Ideally it should be dependent but you need to be careful how you word it and what you mean.
For example: In Acoustics there is the notion of Just Noticeable Difference (JND). Assume you are analyzing an acoustics sample and a particular PC has physical-scale variation well below that JND threshold. Nobody can readily argue that for an Acoustics application you should have included that PC. You would be analyzing inaudible noise. There might be some reasons to include this PC but these reasons need to be presented not the other way around. Are they notions similar to JND for RT-qPCR analysis?
Similarly, if a component looks like 9th order Legendre polynomial and you have strong evidence that your sample consists of single Gaussian bumps you have good reasons to believe you are again modeling irrelevant variation. What are these orthogonal modes of variation showing? What is "wrong" with the 3rd PC in your case for example?

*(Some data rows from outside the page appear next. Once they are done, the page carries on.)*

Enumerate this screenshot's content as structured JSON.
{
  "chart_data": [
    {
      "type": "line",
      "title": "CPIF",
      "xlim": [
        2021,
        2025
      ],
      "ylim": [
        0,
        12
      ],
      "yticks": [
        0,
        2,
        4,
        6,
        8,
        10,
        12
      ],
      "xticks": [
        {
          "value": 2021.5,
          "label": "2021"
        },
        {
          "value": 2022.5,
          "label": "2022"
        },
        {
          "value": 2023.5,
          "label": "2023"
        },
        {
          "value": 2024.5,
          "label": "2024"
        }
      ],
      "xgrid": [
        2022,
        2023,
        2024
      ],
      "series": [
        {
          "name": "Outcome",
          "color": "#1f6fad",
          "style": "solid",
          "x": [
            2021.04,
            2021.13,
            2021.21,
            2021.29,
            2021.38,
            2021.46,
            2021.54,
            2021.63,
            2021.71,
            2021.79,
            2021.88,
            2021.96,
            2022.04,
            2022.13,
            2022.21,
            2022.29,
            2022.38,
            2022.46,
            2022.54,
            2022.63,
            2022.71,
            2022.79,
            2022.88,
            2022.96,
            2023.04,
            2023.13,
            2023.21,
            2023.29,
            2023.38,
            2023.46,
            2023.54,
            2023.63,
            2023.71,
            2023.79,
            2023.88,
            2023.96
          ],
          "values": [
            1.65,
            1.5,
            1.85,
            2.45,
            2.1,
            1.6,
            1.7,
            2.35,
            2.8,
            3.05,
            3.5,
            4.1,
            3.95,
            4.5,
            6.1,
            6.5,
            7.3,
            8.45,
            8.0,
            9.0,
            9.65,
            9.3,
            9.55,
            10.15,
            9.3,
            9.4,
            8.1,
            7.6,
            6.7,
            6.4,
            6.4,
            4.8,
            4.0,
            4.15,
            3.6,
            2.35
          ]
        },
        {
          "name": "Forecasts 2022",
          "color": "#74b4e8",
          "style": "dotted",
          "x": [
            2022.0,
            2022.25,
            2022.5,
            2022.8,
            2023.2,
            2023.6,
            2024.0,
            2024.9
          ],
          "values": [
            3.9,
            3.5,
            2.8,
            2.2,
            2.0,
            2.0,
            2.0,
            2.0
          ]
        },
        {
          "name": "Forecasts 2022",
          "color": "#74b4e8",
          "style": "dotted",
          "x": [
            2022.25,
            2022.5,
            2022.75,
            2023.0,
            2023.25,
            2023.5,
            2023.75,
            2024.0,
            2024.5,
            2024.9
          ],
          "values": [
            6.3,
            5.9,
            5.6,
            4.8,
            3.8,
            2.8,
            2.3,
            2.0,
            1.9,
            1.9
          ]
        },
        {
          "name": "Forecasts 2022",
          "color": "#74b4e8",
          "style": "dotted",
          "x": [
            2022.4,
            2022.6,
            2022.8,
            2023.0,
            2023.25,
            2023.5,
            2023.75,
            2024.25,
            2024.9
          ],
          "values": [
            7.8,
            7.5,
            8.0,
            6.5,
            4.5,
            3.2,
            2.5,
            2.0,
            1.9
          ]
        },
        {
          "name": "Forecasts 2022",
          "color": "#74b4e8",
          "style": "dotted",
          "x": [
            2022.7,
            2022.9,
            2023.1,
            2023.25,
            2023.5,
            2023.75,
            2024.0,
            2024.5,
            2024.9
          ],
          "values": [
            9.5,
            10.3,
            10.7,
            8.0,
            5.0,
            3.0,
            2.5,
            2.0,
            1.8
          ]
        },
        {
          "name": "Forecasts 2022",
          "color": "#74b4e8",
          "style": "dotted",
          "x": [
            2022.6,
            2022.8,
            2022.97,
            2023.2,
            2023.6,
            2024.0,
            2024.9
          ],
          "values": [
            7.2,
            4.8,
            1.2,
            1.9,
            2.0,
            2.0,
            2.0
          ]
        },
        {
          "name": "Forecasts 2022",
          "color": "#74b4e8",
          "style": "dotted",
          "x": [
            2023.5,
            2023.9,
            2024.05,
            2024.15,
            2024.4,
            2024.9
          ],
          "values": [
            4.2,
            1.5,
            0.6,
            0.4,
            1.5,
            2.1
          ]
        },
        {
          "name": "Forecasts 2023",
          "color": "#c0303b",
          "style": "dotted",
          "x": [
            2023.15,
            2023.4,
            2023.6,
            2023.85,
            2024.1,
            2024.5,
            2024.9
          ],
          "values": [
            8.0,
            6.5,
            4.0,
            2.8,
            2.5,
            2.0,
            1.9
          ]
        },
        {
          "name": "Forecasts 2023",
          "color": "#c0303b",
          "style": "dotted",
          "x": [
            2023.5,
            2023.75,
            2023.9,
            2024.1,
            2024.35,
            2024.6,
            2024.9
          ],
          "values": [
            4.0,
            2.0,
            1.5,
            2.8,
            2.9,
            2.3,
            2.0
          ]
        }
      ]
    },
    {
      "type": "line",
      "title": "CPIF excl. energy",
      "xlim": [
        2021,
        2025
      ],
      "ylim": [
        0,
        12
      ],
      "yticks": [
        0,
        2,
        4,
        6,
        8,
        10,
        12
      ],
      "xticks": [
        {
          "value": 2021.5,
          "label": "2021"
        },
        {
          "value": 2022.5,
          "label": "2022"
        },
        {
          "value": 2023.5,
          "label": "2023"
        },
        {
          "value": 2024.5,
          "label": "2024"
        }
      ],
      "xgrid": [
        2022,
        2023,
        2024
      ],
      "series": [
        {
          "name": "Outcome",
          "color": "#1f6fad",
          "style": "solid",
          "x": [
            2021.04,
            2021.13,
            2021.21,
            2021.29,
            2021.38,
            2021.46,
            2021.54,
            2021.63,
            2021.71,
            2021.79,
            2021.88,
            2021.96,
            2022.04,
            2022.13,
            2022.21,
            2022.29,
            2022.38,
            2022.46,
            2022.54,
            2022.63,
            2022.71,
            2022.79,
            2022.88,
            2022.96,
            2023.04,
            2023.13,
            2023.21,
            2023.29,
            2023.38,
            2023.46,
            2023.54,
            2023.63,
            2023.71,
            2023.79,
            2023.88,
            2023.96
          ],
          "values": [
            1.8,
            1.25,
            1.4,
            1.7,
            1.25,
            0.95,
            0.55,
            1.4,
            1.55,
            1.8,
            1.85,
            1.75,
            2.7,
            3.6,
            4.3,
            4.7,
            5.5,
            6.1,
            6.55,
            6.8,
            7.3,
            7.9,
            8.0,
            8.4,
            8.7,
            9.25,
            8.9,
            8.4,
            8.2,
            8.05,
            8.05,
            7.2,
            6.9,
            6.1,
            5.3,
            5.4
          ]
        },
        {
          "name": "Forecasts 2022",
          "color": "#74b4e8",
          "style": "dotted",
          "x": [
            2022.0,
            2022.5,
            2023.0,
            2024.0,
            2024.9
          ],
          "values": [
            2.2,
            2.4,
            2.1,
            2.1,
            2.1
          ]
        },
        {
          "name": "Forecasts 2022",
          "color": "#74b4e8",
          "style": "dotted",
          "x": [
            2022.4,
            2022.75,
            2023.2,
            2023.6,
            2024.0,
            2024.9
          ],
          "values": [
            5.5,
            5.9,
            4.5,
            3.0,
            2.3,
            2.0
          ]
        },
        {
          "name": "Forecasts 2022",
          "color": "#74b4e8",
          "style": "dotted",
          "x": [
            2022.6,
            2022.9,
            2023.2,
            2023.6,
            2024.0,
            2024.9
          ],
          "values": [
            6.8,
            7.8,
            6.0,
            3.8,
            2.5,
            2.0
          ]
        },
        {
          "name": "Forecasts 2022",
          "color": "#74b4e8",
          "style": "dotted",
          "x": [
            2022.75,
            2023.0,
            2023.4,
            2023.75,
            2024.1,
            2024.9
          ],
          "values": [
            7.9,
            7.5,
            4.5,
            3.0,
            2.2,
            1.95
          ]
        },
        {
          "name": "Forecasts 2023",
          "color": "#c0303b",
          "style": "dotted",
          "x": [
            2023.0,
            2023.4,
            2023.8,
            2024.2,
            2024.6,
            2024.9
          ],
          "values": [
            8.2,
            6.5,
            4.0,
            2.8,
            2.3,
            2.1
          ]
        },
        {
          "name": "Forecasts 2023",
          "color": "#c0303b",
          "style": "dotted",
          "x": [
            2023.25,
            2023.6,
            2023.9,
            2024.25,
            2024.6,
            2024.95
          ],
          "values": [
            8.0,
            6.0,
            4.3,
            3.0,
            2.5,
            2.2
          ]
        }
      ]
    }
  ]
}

The fact that you say "These 3 clusters turned out to be very relevant to the problem in question" is not really a strong argument. You might simple data dredge (which is a bad thing). There are other techniques, eg. Isomaps and locally-linear embedding, which are pretty cool too, why not use those? Why did you choose PCA specifically?
The consistency of your findings with other findings is more important, especially if these finding are considered well-established. Dig deeper on this. Try to see if your results agree with PCA findings from other studies.
In general one should not do that. Do not think that your reviewer is a bastard or anything like that though; 48% is indeed a small percentage to retain without presenting reasonable justifications.